Ancak yerli halkların sömürülmesine dair en çarpıcı örnek, otomobil endüstrisinin genişlemeye başlamasıyla büyüyen pazara kırmızı kauçuk olarak bilinen şeyi sağlamak için Kongo’da gerçekleşti. Kongo Bağımsız Devleti 1885 yılında Belçika Kralı II. Leopold tarafından kuruldu. Leopold’un özel ordusu tarafından desteklenen (Bağımsız Devlet onun kişisel mülküydü) Avrupalı maceracılar Kongoluları fildişi toplama işinden yabani kauçuk ağacı yetiştirmeleri için ormanlara sürdü. Belçika hükümeti 1908’de kontrolü ele aldı, ancak 1920 itibarıyla Kongo nüfusunun yarısının hastalık, kıtlık ve katliam nedeniyle hayatını kaybettiği tahmin ediliyor. Kongoluların acıları ile havalı lastiklerin ve vulkanize kauçuğun ortaya çıkmasına yol açan buluş ruhu arasında doğrudan bir bağlantı yok. Ancak seri üretimleri için kauçuğa ihtiyaç duyan iç ve dış lastikler, hortumlar, yağmurluklar ve eldivenler bu tatsız mirasın bir parçasıdır.

Geleceğe dönüş

Ve tarih tekerrür ediyor. Elektrikli otomobil dünyayı CO2 ve petrol sızıntılarından kurtarmayı vaat ederken, yeni pil teknolojileri lityum, kobalt ve nikel gibi kritik malzemeler üzerine inşa ediliyor.”

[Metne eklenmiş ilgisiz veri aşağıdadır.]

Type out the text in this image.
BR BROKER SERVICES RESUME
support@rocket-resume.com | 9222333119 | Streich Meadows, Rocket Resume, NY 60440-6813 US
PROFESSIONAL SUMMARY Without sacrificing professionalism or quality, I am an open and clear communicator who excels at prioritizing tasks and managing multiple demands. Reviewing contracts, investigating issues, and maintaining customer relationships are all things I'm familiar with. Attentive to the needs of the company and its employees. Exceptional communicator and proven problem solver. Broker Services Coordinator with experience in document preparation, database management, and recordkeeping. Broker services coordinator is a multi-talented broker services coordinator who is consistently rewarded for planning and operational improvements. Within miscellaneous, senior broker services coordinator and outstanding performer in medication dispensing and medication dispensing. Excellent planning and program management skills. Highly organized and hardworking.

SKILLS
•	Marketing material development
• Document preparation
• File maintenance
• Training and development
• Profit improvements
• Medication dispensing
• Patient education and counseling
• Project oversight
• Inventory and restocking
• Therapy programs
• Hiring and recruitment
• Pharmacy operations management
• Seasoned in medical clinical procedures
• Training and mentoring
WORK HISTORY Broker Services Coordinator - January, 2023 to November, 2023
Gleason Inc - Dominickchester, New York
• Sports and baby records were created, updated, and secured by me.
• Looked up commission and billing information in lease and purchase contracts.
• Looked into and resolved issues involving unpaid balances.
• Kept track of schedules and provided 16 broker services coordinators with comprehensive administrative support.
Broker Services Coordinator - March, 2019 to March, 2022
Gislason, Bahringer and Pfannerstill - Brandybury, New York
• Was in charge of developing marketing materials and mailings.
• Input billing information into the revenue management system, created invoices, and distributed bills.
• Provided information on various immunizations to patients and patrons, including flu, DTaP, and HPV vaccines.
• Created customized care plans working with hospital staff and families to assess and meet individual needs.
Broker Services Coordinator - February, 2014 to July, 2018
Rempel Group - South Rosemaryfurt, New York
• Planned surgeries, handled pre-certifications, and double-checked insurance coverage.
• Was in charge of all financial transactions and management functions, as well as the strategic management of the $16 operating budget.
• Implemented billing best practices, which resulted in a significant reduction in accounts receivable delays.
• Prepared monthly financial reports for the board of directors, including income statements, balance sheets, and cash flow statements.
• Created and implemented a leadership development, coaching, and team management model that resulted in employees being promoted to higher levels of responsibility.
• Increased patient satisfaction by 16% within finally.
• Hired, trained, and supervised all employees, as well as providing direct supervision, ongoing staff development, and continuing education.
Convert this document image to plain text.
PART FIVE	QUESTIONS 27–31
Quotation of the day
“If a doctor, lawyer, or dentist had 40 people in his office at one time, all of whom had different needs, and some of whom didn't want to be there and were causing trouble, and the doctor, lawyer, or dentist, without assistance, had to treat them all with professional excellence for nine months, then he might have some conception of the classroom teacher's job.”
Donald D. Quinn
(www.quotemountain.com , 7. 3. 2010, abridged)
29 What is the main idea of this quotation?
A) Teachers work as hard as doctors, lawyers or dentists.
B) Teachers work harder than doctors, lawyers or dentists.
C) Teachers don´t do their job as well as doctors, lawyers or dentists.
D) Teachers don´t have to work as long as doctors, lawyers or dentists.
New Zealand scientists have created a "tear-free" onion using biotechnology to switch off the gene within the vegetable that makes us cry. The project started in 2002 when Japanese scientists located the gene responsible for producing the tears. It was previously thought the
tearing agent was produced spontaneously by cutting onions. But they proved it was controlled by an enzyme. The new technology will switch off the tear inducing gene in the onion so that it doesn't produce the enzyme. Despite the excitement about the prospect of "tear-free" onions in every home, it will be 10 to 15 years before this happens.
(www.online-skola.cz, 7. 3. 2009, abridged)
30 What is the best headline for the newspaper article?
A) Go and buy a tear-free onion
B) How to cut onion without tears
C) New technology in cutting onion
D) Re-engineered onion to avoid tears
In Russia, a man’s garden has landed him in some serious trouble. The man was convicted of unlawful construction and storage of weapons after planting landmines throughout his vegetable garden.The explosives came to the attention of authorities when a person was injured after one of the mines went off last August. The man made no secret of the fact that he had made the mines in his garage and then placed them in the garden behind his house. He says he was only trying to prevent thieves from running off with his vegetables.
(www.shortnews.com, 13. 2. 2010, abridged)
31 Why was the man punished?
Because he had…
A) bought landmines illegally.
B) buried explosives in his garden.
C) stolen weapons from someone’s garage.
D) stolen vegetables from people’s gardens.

Yazar, bu yeni bağımlılıkların, petrol ve kauçuğun endüstriyel sömürüsüyle ortaya çıkanlara önemli ölçüde benzeyen yeni siyasi gerilim ve çevresel bozulma noktaları anlamına geldiğini belirtiyor: “Elektrikli otomobil üretimini sağlamak için kritik malzemelere olan talep, şimdiden arzın karşısına dikilmiş durumda. Elon Musk, Eylül 2020’de hissedarlara bir dizi ilerlemeyi duyurduğu Tesla Pil Günü Etkinliği’ni düzenledi. Bir haftadan biraz daha uzun bir süre sonra Başkan Donald Trump, Amerika’nın, birçoğu elektronik ürünler için gerekli olan nadir toprak minerallerinin ithalatına bağımlılığının ulusal acil durum olduğunu ilan eden bir kararname imzaladı. Lityum işleme ve lityum iyon pillerdeki hakimiyetiyle ABD’deki elektrikli otomobil üretiminin ayrılmaz bir parçası haline gelen Çin, yabancı bir düşman olarak tanımlanıyor. Lityum için alternatif kaynak ise siyasi kargaşa içinde olan Bolivya. Dünyanın en önemli lityum rezervlerine sahip olan Bolivya, şu anda ‘beyaz petrol’ olarak adlandırılan madene erişim için başlatılan uluslararası mücadelenin odak noktası haline gelebilir.”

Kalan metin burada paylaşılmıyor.